Community is about trust, and trust has two key components related to engagement: First, in order for someone to take an action, they have to trust that your community is worth the amount of effort they're putting into it. For example, if they've just joined, they have no reason to trust that spending two hours writing a report on behalf of the community or sitting in a council meeting would be met with any kind of gratitude or acceptance. Second, building trust requires vulnerability and sharing. But psychological research shows that people don't typically disclose vulnerable details about their lives until they have been disclosed to. That means that we can't ask for vulnerable details about people until much later (if at all).
I like to think of this piece as more art than science. You can rank the asks on a scale of 1-10 (10 being the most effort and vulnerability), debate internally if you have a team, and rearrange the asks where necessary.
In the process of ranking the asks by amount of effort, you may discover that you're asking for engagement way out of order or that major gaps exist in your engagement strategy. For instance, if right after you've asked a member to fill in a profile (say, a level 2), you ask them to share a story of a time when a family member was in crisis (say, a level 7), and you have no asks in between, you now know that you need to go back to brainstorming more asks that would be between 2 and 7 in terms of effort and vulnerability.
Once this is complete, you should have several asks in each phase and perhaps even several asks in each level of effort & vulnerability.
Once you're done, here's what a simple Commitment Curve might look like:
Step 6: Apply the Curve to Product Design, Content, and Community Programming
It's time to put all this mapping to work. You can now use the Community Commitment Curve to design community products and features, launch new programs, or fill in your content calendar.
Product Design: The product your community exists on should usher them smoothly through each phase of engagement.
Content Strategy for Community Building: The content strategy you put in place for your community should now reflect all the ways that members need to engage in order to build a meaningful community.

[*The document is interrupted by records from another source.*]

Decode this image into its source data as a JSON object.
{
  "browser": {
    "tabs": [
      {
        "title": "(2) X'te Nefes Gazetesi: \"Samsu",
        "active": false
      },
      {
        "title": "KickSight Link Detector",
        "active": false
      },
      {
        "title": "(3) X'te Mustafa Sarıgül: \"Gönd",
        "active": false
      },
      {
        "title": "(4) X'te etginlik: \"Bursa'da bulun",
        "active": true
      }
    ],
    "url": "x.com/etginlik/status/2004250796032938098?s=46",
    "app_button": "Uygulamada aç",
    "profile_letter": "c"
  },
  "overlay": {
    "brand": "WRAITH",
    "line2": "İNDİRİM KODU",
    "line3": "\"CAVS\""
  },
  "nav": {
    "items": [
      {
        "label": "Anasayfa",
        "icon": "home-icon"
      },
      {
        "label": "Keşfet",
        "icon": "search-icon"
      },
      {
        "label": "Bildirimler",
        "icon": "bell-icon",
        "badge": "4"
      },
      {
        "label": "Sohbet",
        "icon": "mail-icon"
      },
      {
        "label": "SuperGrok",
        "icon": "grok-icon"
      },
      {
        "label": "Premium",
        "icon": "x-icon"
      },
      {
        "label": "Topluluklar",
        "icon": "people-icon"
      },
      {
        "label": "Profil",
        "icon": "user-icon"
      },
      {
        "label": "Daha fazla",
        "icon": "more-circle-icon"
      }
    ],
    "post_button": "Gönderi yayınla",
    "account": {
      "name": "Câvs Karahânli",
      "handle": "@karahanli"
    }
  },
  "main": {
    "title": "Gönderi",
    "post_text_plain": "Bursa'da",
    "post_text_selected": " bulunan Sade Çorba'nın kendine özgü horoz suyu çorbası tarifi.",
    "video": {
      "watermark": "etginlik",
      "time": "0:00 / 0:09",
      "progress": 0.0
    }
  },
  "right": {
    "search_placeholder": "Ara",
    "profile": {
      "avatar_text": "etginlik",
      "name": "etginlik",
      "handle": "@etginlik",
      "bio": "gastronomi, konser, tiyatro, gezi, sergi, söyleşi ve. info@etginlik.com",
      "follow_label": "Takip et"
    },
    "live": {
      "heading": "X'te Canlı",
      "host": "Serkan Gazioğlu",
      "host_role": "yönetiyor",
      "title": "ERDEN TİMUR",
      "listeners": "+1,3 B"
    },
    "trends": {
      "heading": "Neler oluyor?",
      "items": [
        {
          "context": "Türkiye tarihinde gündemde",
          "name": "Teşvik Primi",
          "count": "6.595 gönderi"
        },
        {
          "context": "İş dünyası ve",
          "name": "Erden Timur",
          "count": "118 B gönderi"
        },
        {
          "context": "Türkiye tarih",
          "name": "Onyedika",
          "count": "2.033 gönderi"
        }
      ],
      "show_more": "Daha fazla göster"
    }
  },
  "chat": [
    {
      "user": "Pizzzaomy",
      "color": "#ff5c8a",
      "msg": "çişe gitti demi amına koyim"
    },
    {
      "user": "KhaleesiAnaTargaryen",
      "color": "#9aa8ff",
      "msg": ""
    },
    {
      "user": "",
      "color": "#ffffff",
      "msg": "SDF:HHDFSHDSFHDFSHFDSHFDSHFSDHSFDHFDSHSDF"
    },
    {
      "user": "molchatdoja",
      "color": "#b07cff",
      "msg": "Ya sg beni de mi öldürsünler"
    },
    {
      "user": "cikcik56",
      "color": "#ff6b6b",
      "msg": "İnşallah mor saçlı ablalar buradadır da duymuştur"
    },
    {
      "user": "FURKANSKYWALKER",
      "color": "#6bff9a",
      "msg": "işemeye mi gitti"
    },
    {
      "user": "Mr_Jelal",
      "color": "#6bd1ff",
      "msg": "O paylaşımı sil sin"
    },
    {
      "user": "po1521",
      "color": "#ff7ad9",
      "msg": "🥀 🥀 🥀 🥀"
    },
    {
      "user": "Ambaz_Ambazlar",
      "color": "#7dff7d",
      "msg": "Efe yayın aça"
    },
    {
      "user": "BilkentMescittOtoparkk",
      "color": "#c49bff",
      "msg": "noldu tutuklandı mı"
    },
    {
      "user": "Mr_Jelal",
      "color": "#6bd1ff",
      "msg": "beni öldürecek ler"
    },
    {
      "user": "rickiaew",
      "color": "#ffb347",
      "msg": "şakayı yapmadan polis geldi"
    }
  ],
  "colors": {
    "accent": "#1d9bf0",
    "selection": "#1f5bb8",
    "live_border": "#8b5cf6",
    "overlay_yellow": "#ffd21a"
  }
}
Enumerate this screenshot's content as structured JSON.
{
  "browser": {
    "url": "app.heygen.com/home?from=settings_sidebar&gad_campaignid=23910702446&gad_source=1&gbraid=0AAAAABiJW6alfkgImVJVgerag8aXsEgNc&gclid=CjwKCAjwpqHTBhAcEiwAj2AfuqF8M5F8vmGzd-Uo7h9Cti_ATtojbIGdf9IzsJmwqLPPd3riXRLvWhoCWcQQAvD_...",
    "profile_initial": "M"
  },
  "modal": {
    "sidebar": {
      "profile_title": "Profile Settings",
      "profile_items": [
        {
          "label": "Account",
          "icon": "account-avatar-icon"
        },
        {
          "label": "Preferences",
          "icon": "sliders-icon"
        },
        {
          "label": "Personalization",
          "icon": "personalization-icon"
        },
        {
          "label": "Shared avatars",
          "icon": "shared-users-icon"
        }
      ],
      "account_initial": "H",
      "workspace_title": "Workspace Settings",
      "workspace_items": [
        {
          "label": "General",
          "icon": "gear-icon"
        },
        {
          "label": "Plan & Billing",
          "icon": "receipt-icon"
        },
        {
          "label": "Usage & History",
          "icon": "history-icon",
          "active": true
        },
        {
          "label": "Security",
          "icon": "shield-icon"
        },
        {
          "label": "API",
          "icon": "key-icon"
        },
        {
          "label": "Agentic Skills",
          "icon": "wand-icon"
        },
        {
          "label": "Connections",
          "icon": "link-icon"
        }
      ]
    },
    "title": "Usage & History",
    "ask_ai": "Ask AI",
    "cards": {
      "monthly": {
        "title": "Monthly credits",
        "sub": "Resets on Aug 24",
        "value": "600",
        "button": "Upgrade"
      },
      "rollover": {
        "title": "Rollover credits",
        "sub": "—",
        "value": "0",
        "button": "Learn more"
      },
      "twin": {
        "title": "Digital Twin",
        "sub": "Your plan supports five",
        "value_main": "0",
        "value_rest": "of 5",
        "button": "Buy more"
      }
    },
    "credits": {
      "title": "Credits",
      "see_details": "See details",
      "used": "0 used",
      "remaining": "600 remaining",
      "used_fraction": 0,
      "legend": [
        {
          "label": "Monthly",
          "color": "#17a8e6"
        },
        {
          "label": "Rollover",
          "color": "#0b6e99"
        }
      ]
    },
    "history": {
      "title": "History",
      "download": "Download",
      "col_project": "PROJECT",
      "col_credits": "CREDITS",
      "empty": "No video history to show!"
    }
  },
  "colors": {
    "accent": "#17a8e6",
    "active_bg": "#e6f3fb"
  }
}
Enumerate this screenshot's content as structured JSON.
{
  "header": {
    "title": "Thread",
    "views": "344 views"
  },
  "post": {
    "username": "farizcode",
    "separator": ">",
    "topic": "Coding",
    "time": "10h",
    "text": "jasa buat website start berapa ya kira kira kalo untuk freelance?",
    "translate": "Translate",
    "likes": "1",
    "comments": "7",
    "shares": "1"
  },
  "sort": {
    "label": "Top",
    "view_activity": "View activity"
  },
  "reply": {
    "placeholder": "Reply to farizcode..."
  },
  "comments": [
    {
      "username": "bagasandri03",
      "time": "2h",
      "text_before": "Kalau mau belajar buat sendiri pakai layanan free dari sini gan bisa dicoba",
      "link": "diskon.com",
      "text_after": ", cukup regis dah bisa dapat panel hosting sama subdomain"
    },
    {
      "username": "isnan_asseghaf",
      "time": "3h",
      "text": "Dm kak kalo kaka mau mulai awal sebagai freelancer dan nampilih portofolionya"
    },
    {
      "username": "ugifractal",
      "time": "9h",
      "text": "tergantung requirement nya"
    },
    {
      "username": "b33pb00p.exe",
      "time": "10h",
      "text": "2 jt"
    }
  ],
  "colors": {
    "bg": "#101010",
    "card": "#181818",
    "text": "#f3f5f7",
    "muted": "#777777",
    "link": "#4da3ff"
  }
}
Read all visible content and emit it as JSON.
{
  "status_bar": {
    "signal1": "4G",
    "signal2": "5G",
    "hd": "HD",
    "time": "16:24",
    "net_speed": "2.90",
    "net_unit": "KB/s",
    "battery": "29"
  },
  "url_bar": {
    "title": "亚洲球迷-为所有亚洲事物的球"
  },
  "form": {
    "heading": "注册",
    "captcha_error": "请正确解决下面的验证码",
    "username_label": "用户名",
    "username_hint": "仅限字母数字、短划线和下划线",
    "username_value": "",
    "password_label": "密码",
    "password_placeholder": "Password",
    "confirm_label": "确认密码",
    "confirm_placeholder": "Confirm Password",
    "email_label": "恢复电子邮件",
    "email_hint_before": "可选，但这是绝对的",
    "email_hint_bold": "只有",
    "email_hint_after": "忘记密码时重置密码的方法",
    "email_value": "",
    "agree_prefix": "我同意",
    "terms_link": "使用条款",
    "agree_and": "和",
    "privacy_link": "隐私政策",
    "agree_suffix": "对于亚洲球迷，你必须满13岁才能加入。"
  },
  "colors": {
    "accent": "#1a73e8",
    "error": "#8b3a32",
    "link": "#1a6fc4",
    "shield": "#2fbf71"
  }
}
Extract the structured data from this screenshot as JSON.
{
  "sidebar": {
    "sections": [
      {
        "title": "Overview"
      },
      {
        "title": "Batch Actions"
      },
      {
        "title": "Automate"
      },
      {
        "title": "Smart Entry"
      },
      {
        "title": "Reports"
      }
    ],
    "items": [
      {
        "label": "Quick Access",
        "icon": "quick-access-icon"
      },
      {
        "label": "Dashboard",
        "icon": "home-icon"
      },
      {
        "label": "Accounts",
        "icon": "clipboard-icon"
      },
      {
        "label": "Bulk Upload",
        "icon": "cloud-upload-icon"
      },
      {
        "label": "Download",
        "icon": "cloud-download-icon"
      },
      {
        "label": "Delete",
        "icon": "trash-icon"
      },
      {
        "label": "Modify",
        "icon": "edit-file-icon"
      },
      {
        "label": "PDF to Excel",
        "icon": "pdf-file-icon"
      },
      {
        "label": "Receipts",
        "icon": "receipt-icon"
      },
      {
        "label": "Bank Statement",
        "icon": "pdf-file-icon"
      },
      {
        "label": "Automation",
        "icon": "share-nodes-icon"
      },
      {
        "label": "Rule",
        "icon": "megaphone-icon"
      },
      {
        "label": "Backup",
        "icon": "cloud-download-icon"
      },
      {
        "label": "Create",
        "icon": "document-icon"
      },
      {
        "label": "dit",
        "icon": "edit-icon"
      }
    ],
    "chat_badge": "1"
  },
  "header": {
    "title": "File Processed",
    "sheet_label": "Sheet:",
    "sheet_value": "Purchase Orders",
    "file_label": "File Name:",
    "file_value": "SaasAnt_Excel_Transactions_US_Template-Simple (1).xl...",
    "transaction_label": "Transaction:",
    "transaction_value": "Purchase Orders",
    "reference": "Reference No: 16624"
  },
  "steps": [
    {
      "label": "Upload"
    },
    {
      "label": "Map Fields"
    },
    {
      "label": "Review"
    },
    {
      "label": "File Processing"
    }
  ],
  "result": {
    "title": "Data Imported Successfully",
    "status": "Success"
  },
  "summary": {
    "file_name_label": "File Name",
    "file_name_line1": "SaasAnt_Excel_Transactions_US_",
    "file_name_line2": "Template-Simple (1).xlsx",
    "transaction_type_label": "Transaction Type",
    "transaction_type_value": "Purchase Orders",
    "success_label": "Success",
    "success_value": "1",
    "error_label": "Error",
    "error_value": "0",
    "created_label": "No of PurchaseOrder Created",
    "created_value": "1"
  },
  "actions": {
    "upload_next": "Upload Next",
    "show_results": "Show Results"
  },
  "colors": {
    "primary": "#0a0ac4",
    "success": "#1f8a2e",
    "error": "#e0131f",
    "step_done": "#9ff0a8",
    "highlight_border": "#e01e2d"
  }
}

Each ask will need some form of content created around it, such as an email notification, push notification, weekly thread, video, or online event.
Programming: Each program you design can, in turn, have its own Commitment Curve (inception!) and member journey. For instance, if you're designing a meetup program, how will you help individual attendees go through the phases of engagement at the event? If you're creating a leadership program for community chapters, how will new leaders get trained in order to be most effective and engaged in sustaining the program with you?
Step 7: Measure & Adjust
This is not a set-it-and-forget-it project. As you learn from measurement, you'll need to adjust the asks you make and the strategy you want to use going forward.
For now, just take a break and congratulate yourself on finishing a big strategic project!